Virtual systems make use of software applications in order to provide real-time control over system operations. They have been known to be applied in autonomous vehicles and medical equipment. Such systems have been proven to be highly useful in such areas as vehicle safety, industrial maintenance, and asset tracking. They are also very important in controlling manufacturing plants, financial systems, supply chains, and distribution networks. A wide range of software applications can be used in these systems, including high-level languages and object-oriented programming languages.
Digital information systems, or DIMs, are more compact than physical systems. They do not require chips, microprocessors, or other hardware components. However, they still run on mainframe computers.
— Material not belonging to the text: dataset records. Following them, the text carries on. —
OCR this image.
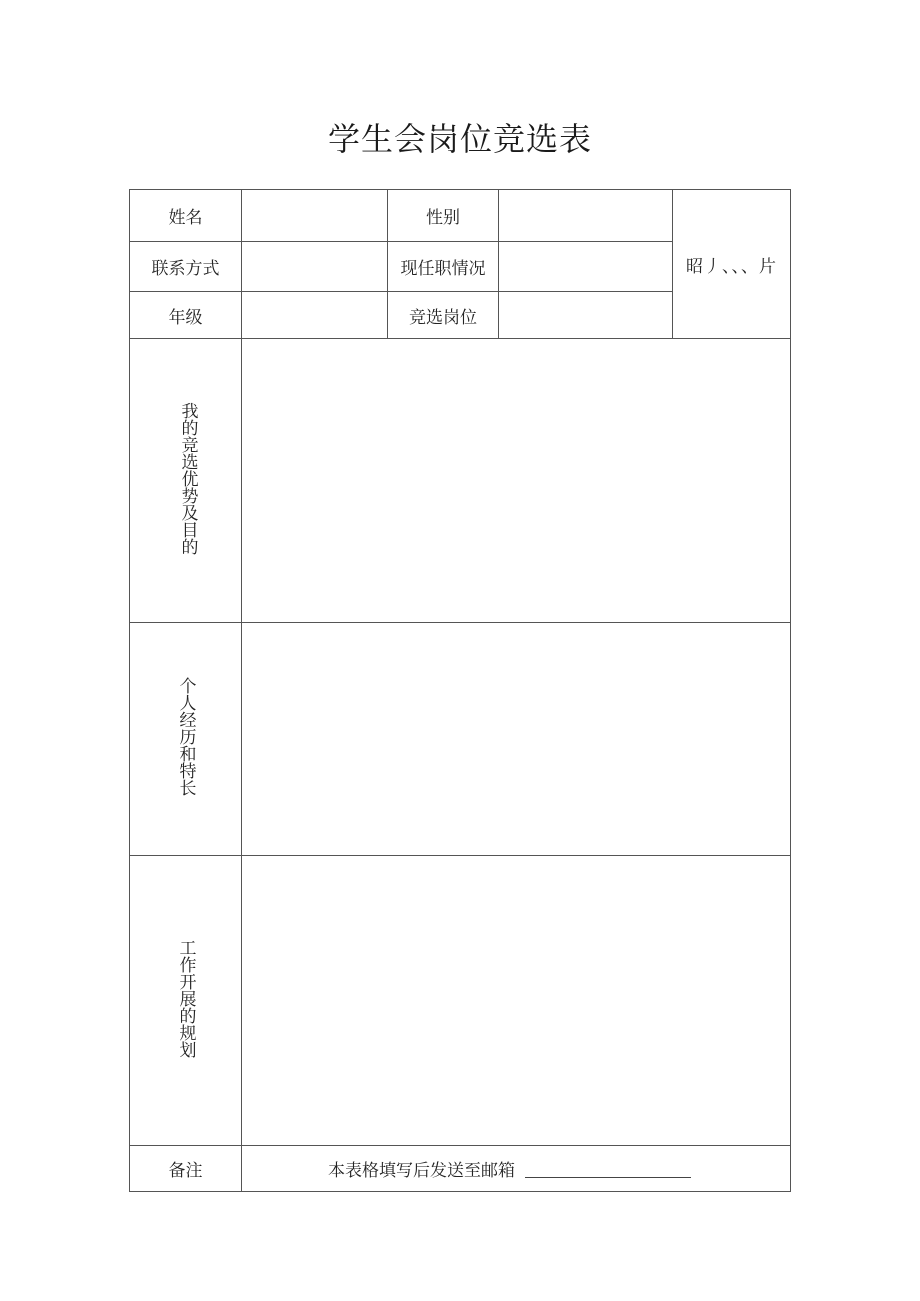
学生会岗位竞选表
姓名		性别		昭⼃、、、片
联系方式		现任职情况		
年级		竞选岗位		
我的竞选优势及目的				
个人经历和特长				
工作开展的规划				
备注	本表格填写后发送至邮箱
The advantage of DIMs is that they can be reconfigured very quickly, unlike analog systems that take much longer to reconfigure.
The main disadvantage of DIMs is that they are more difficult to upgrade, making them somewhat more expensive to purchase and update compared to analog systems. Additionally, DIMs are typically located in information centers and information technology departments, making the upgrading process quite complicated. Digital information systems also consume a lot of power, which may hinder the operations of some businesses that need to work with high-energy electric currents.
Control systems are used to allow users to manage physical resources such as capital equipment, plant machinery, and non-software resources. Information systems control processes such as machine shop scheduling, parts ordering, and material inventory. Typically, it is very difficult for non-manufacturing units to access the control systems to perform desired tasks. In addition, because many production processes in the manufacturing industry involve complex communications between various units, controlling system requires specialized training for all employees who use it.
Cyber-Physical systems are rapidly gaining popularity in both the private and public sectors, due to their unique combination of advantages. Cyber-Physical systems must meet stringent safety standards. In addition, the flexibility and modularity of these systems allows for customization to nearly any existing or new physical site. Cyber-Physical systems are cost effective and provide a highly secure, safe environment for both information and physical assets.